As my infant’s mobility increases, I feel strongly like I need to encourage her independence. The part of me that is a Montessori teacher is almost interchangeable with the part of me that is a mother. All of my kids go off and do their own thing, and then they come and cuddle me and look for support. Then they get all independent again. They all do it with different frequencies, and this is Bri’s first real venture into the unknown. I have been lax about baby-proofing up until now. I’m finding I need to step it up and make sure she can have some measure of freedom in which to go be independent. Here are some of my tips for the people who want to baby-proof their houses, but lack all of the baby-proofing items necessary to do so:
Keep the things the baby can play with low.

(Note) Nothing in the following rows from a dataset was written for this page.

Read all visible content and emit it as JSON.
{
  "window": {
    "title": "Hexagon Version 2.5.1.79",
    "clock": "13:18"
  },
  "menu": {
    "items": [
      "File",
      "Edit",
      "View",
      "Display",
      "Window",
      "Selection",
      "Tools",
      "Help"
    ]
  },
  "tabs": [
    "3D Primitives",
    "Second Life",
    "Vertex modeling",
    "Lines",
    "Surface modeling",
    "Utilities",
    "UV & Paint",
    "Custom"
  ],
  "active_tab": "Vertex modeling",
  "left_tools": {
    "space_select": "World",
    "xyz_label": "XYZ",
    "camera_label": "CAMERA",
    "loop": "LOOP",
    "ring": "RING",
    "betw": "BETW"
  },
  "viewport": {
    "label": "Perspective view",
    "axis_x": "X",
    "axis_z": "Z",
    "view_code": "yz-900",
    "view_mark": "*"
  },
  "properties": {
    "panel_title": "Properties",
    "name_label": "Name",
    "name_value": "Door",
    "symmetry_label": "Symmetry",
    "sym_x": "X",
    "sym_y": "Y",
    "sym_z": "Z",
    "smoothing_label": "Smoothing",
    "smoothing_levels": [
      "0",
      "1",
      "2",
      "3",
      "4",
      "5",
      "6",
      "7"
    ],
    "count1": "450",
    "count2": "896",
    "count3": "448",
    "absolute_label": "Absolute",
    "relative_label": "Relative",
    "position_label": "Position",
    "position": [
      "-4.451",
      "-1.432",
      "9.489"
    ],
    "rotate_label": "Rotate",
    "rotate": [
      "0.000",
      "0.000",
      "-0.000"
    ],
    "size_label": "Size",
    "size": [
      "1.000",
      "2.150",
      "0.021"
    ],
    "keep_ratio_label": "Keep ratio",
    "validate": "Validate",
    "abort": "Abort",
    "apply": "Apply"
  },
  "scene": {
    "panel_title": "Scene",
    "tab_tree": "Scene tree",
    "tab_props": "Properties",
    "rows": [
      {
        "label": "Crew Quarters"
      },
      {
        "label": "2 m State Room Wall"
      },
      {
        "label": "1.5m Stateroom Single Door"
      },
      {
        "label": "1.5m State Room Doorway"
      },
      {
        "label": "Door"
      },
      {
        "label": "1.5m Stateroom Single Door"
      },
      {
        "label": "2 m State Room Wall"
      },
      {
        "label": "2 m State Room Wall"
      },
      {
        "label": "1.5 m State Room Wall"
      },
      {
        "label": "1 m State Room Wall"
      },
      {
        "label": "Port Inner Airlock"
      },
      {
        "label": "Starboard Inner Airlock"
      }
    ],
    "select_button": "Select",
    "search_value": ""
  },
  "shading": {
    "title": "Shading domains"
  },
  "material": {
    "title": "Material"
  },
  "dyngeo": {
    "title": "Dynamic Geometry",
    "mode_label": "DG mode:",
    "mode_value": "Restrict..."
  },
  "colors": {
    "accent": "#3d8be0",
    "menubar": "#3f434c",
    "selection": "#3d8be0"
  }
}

This may seem like common sense, but it really helps minimize the number of cabinets and drawers you need to put guards on so your baby can play in those rooms. For example, in the kitchen, put the pots and pans, tupperware and the plastic dishes you use for your kids in the bottom cabinets. Put glass and ceramic dishes, cleaning supplies and knives up high where your baby can’t reach. You may still need to latch a drawer or two and the cabinet where you keep the trash, but it beats latching every cabinet and drawer in your kitchen.
Put baby gates up to bar areas where you can’t baby-proof
More common sense, but this is one where you will save your sanity. If you baby-gate the stairs, you can worry less about your baby taking a tumble. If you baby-gate off the bathroom, you don’t have to latch all of those cabinets and drawers and you don’t have to put a safety latch on the toilet. If there is only one section of your home you feel comfortable having your baby roam freely, put up a baby gate across the hall there to allow your kid some autonomy. If your house has a set of stairs with no door at the top or bottom, you need at least one baby-gate.
If you don’t have baby gates, close doors.
Infants who don’t walk, cannot reach door handles. So long as your door latches shut and requires an action to open it, your baby can’t get in by themselves.
Move furniture and lamps that could tip over to rooms where your baby does not have access.
A good rule of thumb is if you can knock it down with a hip or one hand, your baby can pull it down.
Babies are in the business of learning. You want to give them the opportunity to explore in a safe environment. You don’t have to break the bank to provide it for them. What are your inexpensive baby-proofing tips?